Et ce n’est que le début ! Les conséquences néfastes de la réforme vont s’affirmer au fil des ans avec la disparition progressive de l’ancien cursus en quatre ans. Peut-être même plus rapidement qu’on ne le croit généralement parce que les économies prévues au titre de la réforme du lycée général ont déjà été budgétées et qu’il va bien falloir trouver de quoi remplacer le manque à gagner… Une fois de plus, il y a fort à parier que ce sont les lycées professionnels qui feront les frais de l’opération !

Il semble donc plus qu’urgent de relancer la mobilisation pour le retrait de cette réforme. Pour l’instant la "résistance" est plutôt disparate, menée au niveau des établissements, souvent en réaction aux annonces faites pour la rentrée de septembre prochain. Nous soutenons bien évidemment ces initiatives mais tout le monde a bien conscience qu’elles ne suffiront pas. C’est pour essayer de coordonner les actions et de développer la mobilisation que plusieurs collectifs inter-LP viennent d’être créés à Nantes, Rouen, au Havre... et désormais à Grenoble.

La première réunion du collectif s’est tenue le 24 février dernier en présence de collègues des lycées Guynemer, Argouges, Vaucanson, Pablo Neruda, Edison, et Louise Michel.

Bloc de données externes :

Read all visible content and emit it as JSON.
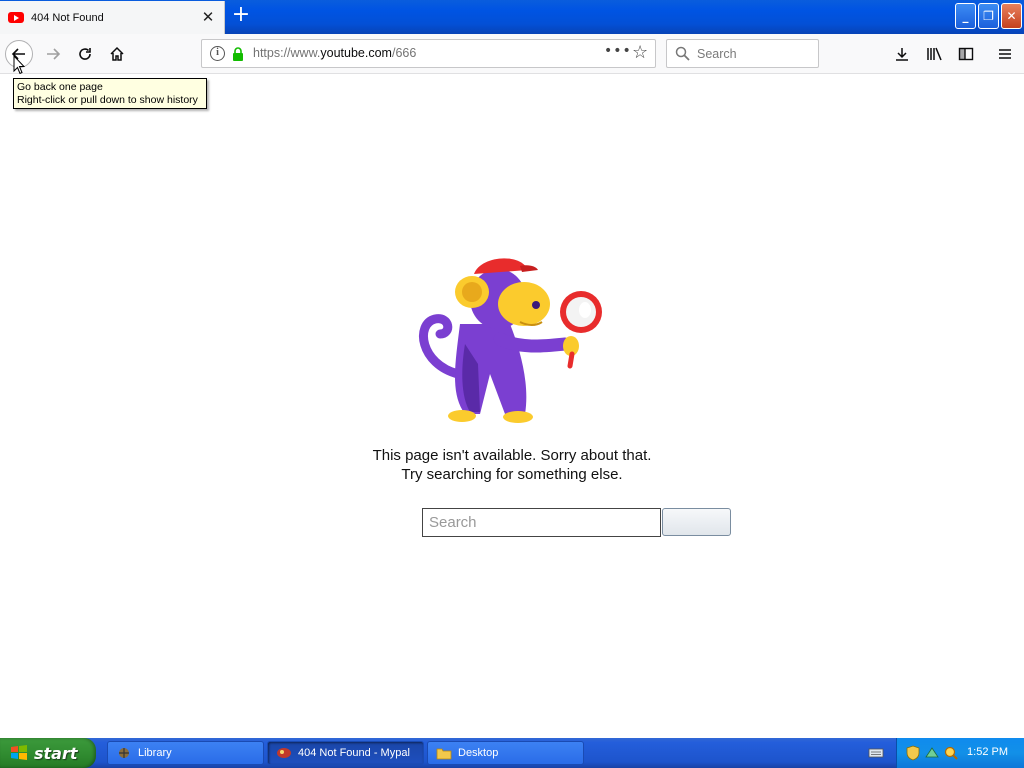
{
  "browser": {
    "tab": {
      "title": "404 Not Found",
      "favicon": "youtube-favicon-icon",
      "close_glyph": "✕"
    },
    "new_tab_glyph": "+",
    "window_controls": {
      "minimize": "_",
      "maximize": "❐",
      "close": "✕"
    },
    "url": {
      "prefix": "https://www.",
      "domain": "youtube.com",
      "path": "/666"
    },
    "page_actions_glyph": "•••",
    "search_placeholder": "Search",
    "tooltip": {
      "line1": "Go back one page",
      "line2": "Right-click or pull down to show history"
    }
  },
  "page": {
    "message_line1": "This page isn't available. Sorry about that.",
    "message_line2": "Try searching for something else.",
    "search_placeholder": "Search",
    "search_button_label": ""
  },
  "taskbar": {
    "start_label": "start",
    "items": [
      {
        "label": "Library",
        "icon": "library-icon"
      },
      {
        "label": "404 Not Found - Mypal",
        "icon": "mypal-icon"
      },
      {
        "label": "Desktop",
        "icon": "folder-icon"
      }
    ],
    "clock": "1:52 PM"
  },
  "colors": {
    "accent_blue": "#0054e3",
    "youtube_red": "#ff0000",
    "monkey_purple": "#7b3fd1",
    "monkey_yellow": "#fbcb2d",
    "lock_green": "#12bc00"
  }
}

Il s’agit dans un premier temps de construire un réseau au niveau du département ou de l’académie (vous pouvez d’ores et déjà contacter le collectif à l’adresse suivante : collectif.lp@gmail.com )

Plusieurs propositions ont également été lancées :

élaboration d’un texte revendicatif commun.
campagne d’information en direction des élèves et de leurs parents.
préparation de la manifestation nationale du 19 mars prochain et d’une banderole concernant l’enseignement professionnel.

D’autres actions devraient rapidement être décidées. A cette fin, la prochaine réunion du collectif est prévue le

Mardi 17 mars à 18 heures à l’ADAEP
83, cours Berriat à Grenoble

Venez nombreux !

Fin d’année en lycée, le grand bêtisier !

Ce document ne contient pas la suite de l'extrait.